I didn’t know of Fran Lebowitz until recently, when I watched the docuseries Pretend It’s A City on Netflix. Several friends recommended this series to me, thinking I would love it, and they were so right. The series is really just a collection of conversations with writer Fran Lebowitz, who is hysterically funny, mostly on the topic of New York City.
Naturally, after enjoying the series so much, I was keen to look at some of Lebowitz’s writing, and so I picked up The Fran Lebowitz Reader, which is comprised of her two published books: Metropolitan Life and Social Studies. Both are collections of short, humorous, non-fiction essays, and one thing I really enjoyed was the brevity of these short pieces – I could easily fit short reads on short breaks from work or during Hulu commercials.

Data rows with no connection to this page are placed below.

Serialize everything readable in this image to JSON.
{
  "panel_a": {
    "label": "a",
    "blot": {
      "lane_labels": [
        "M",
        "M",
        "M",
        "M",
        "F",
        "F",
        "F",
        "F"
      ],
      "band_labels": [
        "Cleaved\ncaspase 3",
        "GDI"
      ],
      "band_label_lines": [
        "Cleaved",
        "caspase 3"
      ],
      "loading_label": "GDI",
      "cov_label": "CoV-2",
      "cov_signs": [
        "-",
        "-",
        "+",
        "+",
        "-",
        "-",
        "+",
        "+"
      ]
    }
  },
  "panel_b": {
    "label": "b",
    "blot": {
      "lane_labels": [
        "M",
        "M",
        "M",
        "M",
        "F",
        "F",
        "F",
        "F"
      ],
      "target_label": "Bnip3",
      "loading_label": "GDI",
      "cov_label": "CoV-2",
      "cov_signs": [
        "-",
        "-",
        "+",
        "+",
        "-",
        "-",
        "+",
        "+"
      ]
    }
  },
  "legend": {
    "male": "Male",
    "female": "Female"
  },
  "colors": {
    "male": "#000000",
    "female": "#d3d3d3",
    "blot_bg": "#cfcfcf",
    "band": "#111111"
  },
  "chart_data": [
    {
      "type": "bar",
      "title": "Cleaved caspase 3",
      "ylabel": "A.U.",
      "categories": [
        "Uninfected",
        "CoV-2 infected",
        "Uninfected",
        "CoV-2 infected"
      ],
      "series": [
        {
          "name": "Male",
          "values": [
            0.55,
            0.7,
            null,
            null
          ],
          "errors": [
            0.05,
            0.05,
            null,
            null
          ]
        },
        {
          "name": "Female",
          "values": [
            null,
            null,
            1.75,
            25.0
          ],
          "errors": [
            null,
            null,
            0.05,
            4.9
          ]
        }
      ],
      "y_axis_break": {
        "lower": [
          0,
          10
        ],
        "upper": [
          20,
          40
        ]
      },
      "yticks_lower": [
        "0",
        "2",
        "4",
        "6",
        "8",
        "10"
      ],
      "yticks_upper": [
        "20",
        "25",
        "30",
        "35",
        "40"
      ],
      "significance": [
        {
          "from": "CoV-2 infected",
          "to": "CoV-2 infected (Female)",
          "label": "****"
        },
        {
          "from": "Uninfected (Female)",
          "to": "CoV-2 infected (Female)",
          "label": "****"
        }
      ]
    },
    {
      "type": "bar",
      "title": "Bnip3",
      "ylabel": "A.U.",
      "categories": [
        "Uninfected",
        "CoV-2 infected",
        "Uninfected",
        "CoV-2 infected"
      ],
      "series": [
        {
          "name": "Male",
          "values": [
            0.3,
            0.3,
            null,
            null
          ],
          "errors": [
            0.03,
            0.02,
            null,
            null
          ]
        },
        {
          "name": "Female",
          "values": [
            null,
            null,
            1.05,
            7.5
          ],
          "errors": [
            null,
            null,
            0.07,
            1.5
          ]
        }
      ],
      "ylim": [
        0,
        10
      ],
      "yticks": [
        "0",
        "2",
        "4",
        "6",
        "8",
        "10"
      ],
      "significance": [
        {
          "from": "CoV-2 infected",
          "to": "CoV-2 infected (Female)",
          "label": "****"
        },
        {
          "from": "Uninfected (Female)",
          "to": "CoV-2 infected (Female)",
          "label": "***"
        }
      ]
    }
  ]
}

And yet, I have to admit that I didn’t find Lebowitz’s short essays quite as entertaining as her interviews. Of course, Pretend It’s A City was filmed many years after the publication of Lebowitz’s books, so perhaps her humor or viewpoints had changed or matured in a way that appeals to me. But for me, The Fran Lebowitz Reader came off slightly more silly and perhaps slightly less cynical than Pretend It’s A City. That said, there are certainly a few comic gems in the written collection, and both the docuseries and the book proved to be, for me at least, an entertaining and close depiction of life in New York City.